Vortrag

Claude Lanzmann

Berlin 1948 bis 2008. Von der Blockade bis zur Wiedervereinigung

Geologie und Genealogie der Hauptstadt
Vortrag des Regisseurs
Einführung: Manfred Lahnstein

Claude Lanzmann

Claude Lanzmann © David Ausserhofer

Als in Deutschland das Wort von der »Gnade der späten Geburt« umlief, kam in Frankreich und Polen 1985 ein Projekt zu seinem Abschluss, das die Art und Weise des Gedenkens an den Holocaust entscheidend verändern sollte. Claude Lanzmann, Kind jüdischer Immigranten aus Osteuropa, hatte 11 Jahre lang in Polen Interviews geführt, mit Opfern, die zum Teil zum ersten Mal über ihre Erlebnisse sprachen, aber auch mit Tätern und Mitläufern. Mit Shoah entstand eine 9-stündige umfassende Dokumentation, die festhält, was Opfer und Täter mehr als 40 Jahre danach zu sagen hatten, um es zu bewahren. Shoah bewahrt auch das, was nicht festzuhalten ist, weil die Erinnerung versagt, das Sprechen abbricht.

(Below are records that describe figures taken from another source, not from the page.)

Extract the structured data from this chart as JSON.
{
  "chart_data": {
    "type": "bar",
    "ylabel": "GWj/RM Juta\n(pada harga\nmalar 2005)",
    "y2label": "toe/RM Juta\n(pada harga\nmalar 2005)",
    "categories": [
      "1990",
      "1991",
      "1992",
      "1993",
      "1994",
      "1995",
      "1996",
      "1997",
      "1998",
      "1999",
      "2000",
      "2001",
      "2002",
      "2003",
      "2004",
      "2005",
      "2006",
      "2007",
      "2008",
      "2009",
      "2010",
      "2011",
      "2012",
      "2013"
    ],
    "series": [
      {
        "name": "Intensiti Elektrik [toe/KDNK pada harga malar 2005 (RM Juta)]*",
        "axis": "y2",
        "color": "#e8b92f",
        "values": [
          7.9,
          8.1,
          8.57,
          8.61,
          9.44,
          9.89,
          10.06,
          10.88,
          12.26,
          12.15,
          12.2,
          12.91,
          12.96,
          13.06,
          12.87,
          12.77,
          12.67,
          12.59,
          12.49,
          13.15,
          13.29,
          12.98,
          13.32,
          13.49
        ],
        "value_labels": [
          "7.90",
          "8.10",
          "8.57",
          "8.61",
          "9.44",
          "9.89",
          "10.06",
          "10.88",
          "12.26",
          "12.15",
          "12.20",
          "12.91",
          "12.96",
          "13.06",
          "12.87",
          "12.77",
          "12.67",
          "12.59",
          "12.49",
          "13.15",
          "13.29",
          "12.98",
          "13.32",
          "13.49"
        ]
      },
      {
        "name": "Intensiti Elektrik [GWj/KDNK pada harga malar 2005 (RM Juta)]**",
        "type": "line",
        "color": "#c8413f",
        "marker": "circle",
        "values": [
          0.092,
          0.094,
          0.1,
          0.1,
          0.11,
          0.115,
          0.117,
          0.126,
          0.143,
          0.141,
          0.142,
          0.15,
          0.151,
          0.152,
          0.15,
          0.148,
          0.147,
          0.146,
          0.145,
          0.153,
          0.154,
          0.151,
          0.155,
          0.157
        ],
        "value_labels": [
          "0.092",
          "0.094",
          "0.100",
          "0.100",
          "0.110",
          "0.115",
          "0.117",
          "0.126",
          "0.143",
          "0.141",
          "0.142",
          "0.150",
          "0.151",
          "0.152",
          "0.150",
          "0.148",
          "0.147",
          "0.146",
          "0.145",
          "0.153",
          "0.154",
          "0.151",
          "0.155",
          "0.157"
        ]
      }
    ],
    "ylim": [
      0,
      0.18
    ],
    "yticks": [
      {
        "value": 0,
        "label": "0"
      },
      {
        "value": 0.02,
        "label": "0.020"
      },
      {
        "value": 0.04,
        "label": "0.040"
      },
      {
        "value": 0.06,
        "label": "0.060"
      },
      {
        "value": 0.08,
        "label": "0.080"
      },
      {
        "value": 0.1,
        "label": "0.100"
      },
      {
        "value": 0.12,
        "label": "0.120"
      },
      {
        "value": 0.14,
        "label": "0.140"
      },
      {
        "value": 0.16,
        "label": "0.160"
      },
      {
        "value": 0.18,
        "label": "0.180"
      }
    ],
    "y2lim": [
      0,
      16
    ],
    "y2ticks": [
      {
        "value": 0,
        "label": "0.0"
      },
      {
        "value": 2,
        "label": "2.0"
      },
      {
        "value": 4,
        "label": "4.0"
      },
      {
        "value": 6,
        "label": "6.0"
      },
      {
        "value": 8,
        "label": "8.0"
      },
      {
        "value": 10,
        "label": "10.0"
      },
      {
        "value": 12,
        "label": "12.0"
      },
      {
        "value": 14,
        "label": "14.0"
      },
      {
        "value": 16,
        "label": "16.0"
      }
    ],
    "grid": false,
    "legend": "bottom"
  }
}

Die Kamera-Blicke bleiben: ein Ausdruck unabweisbarer, durch nichts zu beschwichtigender Trauer – in Worten Lanzmanns, ein »Film über den Tod, nicht über das Überleben. Es gibt darin keinen einzigen Überlebenden, es gibt allenfalls Widergänger, die fast schon im Jenseits über dem Boden des Krematoriums schwebten und zurückgekommen sind. Diese Menschen sagen niemals ›ich‹, sie erzählen nicht ihre eigene Geschichte. Sie sagen ›wir‹, weil sie für die Toten mit sprechen.«

Die andere Seite von Lanzmanns Schaffen jedoch war immer der politische Kampf in der Gegenwart, für die Lebenden. Und so engagierte sich der 1925 in Paris geborene Dokumentarfilmer in der Antikolonialisierungsbewegung, drehte mehrere Filme über das heutige Israel. Zudem ist er, der in Tübingen Philosophie studierte und den eine langjährige Freundschaft mit Simone de Beauvoir und Jean-Paul Sartre verband, Herausgeber der politisch-literarisch-philosophischen Zeitschrift Les Temps Modernes.